Day 2 of the UK Vegetarian Society’s new era

Two days ago (on 13 June 2015) the UK’s Vegetarian Society Extraordinary General Meeting passed a special resolution to remove the accountability of the trustees to the membership, permanently. The way the vote went is unsurprising. The trustees and Chief Executive have repeatedly mislead the membership as to the purpose of the meeting and the implications of that vote. That deception by the trustees is soon to be the subject of a legal challenge and has already been reported to the Charity Commission. See: for details.

We may have lost that battle, but the war goes on.

None of the many and varied justifications put forward by the trustees for the disenfranchisement of the VSUK membership make sense.

* Despite the claims of trustees (letter of 21 May), members could already opt out of being a company member, with the acompanying liability to pay a whole £1.00 if the society went bust after 160 years and the need to disclose their address to other shareholders on request (VSUK Company Membership Policy, Sep 2011).
* The model constitution provided by the Charity Commission actually does not encourage charities to disenfranchise their members, in contradiction to the claims of VSUK’s trustees. The Charity Commission’s own statistics (from 2004) state that the majority of UK charities had not done this.
* Claims by the trustees and Chief Executive that the change is “necessary to campaign more on environmental issues” are self-evidently untrue. Friends of The Earth does not operate in the way that the VSUK now does.
* Statements that “Members will continue to be at the heart of our charity” and “We will continue to build a real sense of community for all members” (leaflet “Growing for Our Future”) are not consistent with the plans of the trustees to become accountable only to each other and the Charity Commission, not to the members.
* Claims in the same leaflet that they “need to keep costs down” by passing this proposal are undermined by the trustees paying to send all members a petty and spiteful letter (naming and shaming those opposed to the proposal, giving their home addresses to all members) and then reminder cards, both separately from the magazine.

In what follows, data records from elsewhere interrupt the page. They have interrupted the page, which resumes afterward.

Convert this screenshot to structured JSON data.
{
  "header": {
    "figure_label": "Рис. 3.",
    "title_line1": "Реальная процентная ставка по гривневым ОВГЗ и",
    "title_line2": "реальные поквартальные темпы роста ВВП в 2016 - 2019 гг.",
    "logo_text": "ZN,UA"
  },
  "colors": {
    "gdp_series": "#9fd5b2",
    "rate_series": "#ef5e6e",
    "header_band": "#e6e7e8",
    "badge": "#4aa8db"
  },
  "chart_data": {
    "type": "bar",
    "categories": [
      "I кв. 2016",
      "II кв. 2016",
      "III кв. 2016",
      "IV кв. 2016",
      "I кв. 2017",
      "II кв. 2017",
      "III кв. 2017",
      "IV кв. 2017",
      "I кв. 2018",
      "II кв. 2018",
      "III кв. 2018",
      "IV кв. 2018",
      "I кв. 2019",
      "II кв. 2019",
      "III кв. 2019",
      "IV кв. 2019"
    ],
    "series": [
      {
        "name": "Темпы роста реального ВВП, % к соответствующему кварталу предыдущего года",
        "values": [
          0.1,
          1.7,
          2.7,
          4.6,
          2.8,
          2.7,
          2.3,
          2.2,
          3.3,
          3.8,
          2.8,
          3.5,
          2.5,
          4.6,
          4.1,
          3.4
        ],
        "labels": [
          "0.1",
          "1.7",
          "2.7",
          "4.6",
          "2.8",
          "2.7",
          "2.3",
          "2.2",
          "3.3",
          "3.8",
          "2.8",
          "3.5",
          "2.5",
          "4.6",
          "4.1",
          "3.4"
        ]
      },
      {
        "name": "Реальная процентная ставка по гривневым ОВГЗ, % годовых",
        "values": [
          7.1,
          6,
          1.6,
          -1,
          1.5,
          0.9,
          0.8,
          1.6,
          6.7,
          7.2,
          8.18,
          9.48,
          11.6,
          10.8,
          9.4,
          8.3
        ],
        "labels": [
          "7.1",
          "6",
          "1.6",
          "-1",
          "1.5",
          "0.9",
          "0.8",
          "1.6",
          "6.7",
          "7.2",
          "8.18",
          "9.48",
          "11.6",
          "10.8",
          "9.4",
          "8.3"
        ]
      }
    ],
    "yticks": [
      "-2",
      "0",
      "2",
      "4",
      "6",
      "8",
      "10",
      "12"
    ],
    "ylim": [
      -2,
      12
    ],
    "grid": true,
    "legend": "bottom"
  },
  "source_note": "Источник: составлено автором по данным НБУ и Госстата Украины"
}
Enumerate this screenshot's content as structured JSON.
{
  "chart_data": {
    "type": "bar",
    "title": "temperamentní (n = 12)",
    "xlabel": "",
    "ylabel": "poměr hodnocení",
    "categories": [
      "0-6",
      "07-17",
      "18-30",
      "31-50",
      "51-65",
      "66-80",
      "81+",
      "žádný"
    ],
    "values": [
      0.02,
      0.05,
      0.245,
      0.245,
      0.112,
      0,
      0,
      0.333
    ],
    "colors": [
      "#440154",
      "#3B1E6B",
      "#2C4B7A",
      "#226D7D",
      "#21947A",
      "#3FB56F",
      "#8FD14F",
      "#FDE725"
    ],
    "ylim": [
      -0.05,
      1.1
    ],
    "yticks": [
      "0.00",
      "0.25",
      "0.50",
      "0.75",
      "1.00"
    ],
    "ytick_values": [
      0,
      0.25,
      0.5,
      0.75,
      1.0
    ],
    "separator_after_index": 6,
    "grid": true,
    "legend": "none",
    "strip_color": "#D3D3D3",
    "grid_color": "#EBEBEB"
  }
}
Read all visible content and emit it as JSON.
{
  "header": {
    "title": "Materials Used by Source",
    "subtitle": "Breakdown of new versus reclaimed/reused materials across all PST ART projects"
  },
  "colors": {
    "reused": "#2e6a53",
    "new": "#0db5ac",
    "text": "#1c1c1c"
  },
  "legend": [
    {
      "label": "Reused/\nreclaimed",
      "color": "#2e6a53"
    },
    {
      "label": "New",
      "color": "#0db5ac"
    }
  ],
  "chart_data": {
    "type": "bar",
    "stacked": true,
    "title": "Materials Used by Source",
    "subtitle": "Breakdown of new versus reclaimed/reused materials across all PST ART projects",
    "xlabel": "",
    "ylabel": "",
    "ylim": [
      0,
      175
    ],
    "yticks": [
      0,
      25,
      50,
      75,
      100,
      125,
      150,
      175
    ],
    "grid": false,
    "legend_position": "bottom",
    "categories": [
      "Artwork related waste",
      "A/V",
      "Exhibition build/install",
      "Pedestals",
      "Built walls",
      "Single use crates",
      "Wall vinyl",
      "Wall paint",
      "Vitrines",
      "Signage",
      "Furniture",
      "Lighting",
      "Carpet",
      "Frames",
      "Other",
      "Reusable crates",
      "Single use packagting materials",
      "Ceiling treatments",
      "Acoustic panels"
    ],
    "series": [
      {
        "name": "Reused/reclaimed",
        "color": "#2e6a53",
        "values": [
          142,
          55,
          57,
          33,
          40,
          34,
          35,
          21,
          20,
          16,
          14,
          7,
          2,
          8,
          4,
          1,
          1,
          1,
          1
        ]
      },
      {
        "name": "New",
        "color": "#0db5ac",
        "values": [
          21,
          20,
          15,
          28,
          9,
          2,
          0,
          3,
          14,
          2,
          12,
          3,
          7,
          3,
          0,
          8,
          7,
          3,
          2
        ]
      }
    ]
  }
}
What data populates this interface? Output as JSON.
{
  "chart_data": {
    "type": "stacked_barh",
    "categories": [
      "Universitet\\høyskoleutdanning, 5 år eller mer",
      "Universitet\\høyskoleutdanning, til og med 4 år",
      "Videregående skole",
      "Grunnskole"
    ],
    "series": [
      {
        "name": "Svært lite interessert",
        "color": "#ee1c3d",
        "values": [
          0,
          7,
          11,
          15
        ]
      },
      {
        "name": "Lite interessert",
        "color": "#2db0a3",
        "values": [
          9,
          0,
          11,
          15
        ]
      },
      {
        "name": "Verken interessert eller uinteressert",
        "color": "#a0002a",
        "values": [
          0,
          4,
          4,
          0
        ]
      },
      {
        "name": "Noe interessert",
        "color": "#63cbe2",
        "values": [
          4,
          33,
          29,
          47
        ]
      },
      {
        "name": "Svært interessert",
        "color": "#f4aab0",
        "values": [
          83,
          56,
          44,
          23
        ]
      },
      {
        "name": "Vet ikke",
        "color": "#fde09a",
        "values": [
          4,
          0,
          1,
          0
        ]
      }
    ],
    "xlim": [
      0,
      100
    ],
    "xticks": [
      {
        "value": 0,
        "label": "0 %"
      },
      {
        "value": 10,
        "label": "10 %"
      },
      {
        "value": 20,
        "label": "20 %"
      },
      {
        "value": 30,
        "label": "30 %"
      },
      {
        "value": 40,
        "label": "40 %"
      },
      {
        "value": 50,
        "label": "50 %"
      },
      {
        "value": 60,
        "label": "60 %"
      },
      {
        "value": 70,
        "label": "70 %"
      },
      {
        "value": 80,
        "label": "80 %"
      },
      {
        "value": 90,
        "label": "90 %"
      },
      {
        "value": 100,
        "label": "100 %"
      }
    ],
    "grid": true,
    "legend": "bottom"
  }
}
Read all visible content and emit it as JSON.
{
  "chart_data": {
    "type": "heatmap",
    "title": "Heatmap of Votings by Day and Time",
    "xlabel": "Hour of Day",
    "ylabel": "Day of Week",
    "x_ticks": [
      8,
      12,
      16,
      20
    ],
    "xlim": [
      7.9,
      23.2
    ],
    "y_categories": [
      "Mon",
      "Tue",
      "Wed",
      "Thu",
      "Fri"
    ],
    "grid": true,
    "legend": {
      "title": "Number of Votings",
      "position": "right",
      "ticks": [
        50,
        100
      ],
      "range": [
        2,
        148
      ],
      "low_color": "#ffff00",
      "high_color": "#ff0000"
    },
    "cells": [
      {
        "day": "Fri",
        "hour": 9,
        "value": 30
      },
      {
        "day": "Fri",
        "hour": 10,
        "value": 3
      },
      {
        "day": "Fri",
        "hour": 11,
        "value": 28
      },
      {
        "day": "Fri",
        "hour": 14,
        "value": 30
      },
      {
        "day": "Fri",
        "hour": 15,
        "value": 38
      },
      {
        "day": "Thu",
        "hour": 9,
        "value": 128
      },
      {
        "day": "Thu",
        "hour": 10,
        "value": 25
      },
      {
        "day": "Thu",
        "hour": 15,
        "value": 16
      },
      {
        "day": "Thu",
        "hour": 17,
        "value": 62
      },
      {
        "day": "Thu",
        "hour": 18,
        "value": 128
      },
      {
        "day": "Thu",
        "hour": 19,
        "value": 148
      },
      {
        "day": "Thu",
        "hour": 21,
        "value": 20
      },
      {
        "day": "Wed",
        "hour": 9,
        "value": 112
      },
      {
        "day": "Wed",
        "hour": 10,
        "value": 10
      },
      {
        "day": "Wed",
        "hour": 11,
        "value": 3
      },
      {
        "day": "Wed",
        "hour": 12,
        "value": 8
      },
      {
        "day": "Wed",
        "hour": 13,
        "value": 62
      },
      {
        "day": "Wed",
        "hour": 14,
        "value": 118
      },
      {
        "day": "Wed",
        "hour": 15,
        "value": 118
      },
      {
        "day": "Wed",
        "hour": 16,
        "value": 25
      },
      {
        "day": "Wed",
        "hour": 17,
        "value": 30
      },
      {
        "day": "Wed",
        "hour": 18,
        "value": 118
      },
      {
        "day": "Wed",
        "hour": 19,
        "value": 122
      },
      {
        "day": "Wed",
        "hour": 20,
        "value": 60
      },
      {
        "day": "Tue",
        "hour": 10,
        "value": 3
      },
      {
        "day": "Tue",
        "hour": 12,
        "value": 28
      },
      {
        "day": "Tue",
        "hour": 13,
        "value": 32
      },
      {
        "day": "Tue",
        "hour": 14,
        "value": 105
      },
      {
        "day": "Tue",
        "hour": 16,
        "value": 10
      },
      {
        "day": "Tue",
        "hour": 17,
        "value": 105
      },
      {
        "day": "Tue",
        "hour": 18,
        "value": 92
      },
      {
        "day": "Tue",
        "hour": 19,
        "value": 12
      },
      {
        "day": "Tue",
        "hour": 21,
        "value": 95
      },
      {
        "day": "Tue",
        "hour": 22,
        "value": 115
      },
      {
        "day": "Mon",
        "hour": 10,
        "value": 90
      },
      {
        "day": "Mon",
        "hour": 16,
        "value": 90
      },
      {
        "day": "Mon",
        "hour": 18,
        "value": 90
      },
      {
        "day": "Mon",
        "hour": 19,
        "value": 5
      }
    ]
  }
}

If any government proposed to abolish elections “to keep down costs” and remain in office forever I doubt that the population would be happy. Democracy costs money, but it is money well spent. Without democracy a membership institution has no legitimacy and members are not encouraged to participate.
* To add insult to injury, the trustees will be charging the members more each year.

Trustees claim to adher to the Nolan principles, devised for government ministers.
These include honesty, objectivity, selflessness, openness and accountability. As I said to the Chief Executive (Lynne Elliott), you cannot hold trustees accountable by “unliking” their policy on Facebook, you need to be able to vote them out. I cannot see how the trustees have been “honest” in their EGM notice and the reasons for their proposal. They certainly have not been “open” in disclosing the advice from “consultants” they have paid for, and which is supposed to have led them to make this divisive governance decision. They could have chosen to have a full and open debate in the magazine, with implications spelt out in detail and arguments for and against. In the absence of “openness” it is impossible to know whether they have adhered to “selflessness”, or whether they intend to award themselves salaries later (unlike the majority of UK charity trustees in Grant Thornton’s 2013 review of governance).
Should they decide to do this members would now have no say in the matter. It is also possible that the apparently autocratic, remote and over-professionalised trustees anticipate that their expensive “KIN” event on 11 July 2015 is likely to be a financial disaster and do not wish to be held accountable for this. Without “openness” as to the reasons for their potentially disastrous governance decision it is also impossible to know whether they have been objective, or not.

To my mind the main asset of the UK’s vegetarian movement is the energy and enthusiasm of the organisers of local vegetarian groups. The trustees may now control Parkdale and the VSUK bank accounts without any accountability to the membership, but the strength of the vegetarian movement lies elsewhere. Meetup, Facebook and Twitter combined will not campaign on a wet afternoon on the local high street. You don’t encourage local groups by disenfranchising their members. On the contrary, this measure will encourage them to disaffiliate from VSUK.  Similarly, members are not encouraged to campaign actively for vegetarianism by being reduced to the status of passive customers within the Vegetarian Society.